THE NUMBER (Micro-stories)
- Lyia Meta - My Ink Bleeds
- Jun 17
- 3 min read
FOREWORD
Memory, Fragility, and the Books That Stayed With Me
I didn’t start with The Diary of Anne Frank. My first introduction to the Holocaust came from a very old book I stumbled upon — one filled with black-and-white photographs of war-torn cities, prisoners in striped uniforms, hollow faces behind barbed wire. The images were stark and confronting. The book itself was falling apart, pages yellowed, the spine cracked. But something in it gripped me.
It stayed with me for years.
At the time, I didn’t fully understand what I was reading — not really. But the emotions it stirred, the heaviness it left, I carried that with me. There was a kind of pain for humanity, a sorrow that I couldn’t quite explain. And even at the risk of sounding overly sentimental, I won’t pretend I can fathom what those who lived through it felt. I can’t. None of us truly can. But it affected me. Deeply.
So much so, in fact, that the books were taken away. There was concern that I was getting too wrapped up in it all. And maybe I was. I read voraciously — whatever I could find, mostly from secondhand bookstores. Many of the covers were torn or missing, which made them more affordable but meant I often didn’t even know who the authors were. I just dove in.
It was only later that I came across The Diary of Anne Frank. I’d heard of it, of course, but it wasn’t something we studied in school here in Malaysia. When I finally found a copy, I read it slowly. I let it sit with me. Her voice was so young, yet so aware. So full of hope in the face of despair.
Another book which I just started, is Night by Elie Wiesel. I’ve not finished it yet — sometimes I need space between these kinds of books. They ask something of you. They linger.

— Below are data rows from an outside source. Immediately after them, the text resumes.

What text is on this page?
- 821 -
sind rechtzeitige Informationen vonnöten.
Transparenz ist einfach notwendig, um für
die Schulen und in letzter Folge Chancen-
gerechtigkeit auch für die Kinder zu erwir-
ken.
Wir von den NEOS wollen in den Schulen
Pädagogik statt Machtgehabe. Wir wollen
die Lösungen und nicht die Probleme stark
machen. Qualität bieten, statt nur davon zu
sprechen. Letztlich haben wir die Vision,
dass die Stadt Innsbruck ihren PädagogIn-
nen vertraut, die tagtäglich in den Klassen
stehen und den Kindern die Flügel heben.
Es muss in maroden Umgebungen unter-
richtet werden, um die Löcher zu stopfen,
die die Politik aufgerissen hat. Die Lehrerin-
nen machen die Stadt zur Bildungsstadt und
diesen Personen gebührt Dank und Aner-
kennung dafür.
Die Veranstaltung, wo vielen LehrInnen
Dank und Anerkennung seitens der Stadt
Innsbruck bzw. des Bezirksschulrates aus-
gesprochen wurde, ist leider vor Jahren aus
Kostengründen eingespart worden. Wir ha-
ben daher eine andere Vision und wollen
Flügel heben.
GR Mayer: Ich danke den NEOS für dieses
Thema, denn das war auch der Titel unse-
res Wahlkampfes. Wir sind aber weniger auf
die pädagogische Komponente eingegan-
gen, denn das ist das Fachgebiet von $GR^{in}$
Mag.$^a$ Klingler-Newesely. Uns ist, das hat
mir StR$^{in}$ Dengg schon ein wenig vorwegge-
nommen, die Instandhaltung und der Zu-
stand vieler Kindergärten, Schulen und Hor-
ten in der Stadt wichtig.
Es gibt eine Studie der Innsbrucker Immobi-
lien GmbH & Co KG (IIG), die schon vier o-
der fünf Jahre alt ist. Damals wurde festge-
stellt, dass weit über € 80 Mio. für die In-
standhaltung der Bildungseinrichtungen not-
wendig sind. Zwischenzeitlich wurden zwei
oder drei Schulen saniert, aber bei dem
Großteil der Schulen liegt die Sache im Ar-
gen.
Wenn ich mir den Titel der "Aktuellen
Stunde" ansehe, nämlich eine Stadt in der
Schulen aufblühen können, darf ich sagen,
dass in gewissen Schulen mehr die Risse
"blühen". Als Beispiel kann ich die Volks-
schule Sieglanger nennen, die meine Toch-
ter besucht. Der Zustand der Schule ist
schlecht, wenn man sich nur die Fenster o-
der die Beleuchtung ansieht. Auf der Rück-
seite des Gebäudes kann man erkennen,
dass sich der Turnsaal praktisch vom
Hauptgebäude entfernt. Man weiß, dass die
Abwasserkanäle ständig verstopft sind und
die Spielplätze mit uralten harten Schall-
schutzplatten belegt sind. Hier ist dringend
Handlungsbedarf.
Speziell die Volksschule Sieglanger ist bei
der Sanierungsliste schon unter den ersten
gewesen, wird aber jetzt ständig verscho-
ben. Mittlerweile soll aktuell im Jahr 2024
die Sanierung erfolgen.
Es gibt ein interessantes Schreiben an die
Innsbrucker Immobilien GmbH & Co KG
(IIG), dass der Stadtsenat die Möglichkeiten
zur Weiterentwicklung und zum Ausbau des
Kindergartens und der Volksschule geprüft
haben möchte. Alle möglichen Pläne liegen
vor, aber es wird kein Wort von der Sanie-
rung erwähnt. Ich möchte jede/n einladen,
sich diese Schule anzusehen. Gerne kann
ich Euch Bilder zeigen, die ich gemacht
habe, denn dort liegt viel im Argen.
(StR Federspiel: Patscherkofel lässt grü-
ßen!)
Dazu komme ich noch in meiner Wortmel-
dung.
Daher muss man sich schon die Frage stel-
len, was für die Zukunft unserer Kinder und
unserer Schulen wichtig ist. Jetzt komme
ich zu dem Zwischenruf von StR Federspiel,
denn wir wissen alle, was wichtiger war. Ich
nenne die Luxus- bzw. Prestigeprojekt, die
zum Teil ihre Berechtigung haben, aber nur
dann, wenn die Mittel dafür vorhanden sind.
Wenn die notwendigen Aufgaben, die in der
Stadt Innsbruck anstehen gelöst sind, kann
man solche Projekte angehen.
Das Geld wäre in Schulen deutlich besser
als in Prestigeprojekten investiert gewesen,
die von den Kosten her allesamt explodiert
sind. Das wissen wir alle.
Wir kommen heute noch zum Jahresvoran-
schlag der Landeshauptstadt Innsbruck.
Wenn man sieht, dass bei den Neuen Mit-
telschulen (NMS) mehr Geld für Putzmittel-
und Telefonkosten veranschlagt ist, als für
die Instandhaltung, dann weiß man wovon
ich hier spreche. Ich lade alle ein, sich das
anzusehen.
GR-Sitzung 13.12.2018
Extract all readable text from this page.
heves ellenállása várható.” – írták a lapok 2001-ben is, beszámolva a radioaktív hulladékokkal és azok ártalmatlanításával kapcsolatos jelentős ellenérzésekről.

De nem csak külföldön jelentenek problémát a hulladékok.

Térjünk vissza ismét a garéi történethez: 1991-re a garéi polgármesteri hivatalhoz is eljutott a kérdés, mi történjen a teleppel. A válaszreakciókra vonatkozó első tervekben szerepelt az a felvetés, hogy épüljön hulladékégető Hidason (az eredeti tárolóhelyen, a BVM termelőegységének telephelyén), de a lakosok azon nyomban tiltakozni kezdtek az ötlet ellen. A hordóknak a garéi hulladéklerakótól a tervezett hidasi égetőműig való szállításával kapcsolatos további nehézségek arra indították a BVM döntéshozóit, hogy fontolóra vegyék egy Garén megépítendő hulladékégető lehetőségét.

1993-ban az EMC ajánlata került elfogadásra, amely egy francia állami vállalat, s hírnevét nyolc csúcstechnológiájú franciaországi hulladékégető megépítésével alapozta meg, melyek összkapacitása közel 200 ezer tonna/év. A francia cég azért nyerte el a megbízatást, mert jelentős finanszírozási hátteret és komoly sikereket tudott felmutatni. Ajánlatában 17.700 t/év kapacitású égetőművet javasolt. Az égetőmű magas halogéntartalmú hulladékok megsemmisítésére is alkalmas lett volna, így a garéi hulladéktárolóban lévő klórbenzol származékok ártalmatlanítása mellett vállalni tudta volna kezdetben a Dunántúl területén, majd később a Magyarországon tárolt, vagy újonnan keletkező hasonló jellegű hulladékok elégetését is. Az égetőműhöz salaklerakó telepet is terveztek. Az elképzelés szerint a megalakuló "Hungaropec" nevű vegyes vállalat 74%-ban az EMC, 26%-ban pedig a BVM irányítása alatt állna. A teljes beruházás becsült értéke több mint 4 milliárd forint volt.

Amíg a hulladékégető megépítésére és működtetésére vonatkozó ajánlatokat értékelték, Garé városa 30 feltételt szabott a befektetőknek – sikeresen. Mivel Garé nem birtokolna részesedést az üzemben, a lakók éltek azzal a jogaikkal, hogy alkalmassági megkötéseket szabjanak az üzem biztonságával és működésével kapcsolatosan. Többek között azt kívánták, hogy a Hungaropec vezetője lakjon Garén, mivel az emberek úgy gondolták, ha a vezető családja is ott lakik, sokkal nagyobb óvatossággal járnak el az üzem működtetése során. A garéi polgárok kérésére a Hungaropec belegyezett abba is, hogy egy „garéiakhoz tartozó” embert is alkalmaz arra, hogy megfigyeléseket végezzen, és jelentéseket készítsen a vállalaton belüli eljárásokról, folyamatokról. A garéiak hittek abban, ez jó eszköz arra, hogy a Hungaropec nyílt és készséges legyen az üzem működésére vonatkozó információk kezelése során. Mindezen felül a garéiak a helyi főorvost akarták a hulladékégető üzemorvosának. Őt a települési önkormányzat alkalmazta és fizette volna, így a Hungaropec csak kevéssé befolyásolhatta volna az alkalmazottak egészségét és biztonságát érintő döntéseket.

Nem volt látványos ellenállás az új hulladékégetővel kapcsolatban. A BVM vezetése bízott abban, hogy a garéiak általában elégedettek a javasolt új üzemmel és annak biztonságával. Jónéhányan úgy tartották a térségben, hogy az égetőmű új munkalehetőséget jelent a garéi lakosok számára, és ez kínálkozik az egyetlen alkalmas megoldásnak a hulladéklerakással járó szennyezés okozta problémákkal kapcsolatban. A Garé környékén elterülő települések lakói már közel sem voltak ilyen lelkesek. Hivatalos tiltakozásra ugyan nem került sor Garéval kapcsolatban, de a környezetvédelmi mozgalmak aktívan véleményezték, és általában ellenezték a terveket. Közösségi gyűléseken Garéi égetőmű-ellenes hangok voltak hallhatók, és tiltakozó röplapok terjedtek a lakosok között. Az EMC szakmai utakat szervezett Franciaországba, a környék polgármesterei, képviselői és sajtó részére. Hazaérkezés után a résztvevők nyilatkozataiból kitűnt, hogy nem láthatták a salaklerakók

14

Over the years, I’ve returned to this part of history more than once. Not just through books, but films, documentaries, survivor testimonies. It’s not something I talk about often. But it left a mark. A quiet one, deep beneath the surface.
We need to remember. Not to dwell in sorrow, but to carry the lessons forward. The atrocities committed during the Holocaust weren’t distant shadows — they were real. They happened to people with names, families, laughter, dreams.
Remembering is how we honour them. And how we make sure it never happens again.

THE NUMBER
They had long since painted over the walls. Scrubbed them clean, repurposed the buildings. Even the gates had lost their menace. To most, it was history — preserved, sanitized, remembered in plaques and faded black-and-white photos.
But in the quietest part of the morning, when the world still held its breath, she would wake and feel it — the number still etched into her skin.
Not the ink. That had faded, barely visible now, washed out by time and the sun. But the memory of it — the cold press of the metal stamp, the sting of its meaning, the moment her name was taken from her and replaced with a number — that never left.
Sometimes, when she closed her eyes, the scent returned to her — a terrible, suffocating blend of cold metal, damp straw, and something far worse. The smell of bodies pressed too close together in spaces never meant for life, the lingering tang of fear and loss woven into the air. It was a smell that no amount of scrubbing or repainting could erase.
She lived among books now. Rows and rows of them, stacked high in the quiet backroom of a small synagogue that rarely saw visitors. It was a kind of sanctuary. Her fingers traced spines the way others might run fingers over prayer beads — slowly, reverently, with quiet recognition.
Most of the books were secondhand, donated. Many were written in languages no longer spoken by the children who passed them by. Yiddish, Polish, German, Hungarian. She kept them all. Each one a voice. Each one a candle she lit and re-lit, so the darkness would never be complete.
Once a week, a boy would come in. He was curious, talkative, untouched by grief. He asked why she always wore long sleeves, even in the heat. She smiled softly and told him, “Some stories live on the skin.”
He didn’t understand, not yet. But she never tried to explain. That day would come on its own. And when it did — perhaps in a classroom, or in a museum, or holding a book that felt heavier than its pages — he would remember her. The quiet woman in the long sleeves who lit candles made of paper and ink.
And maybe, just maybe, he’d help keep the fire burning.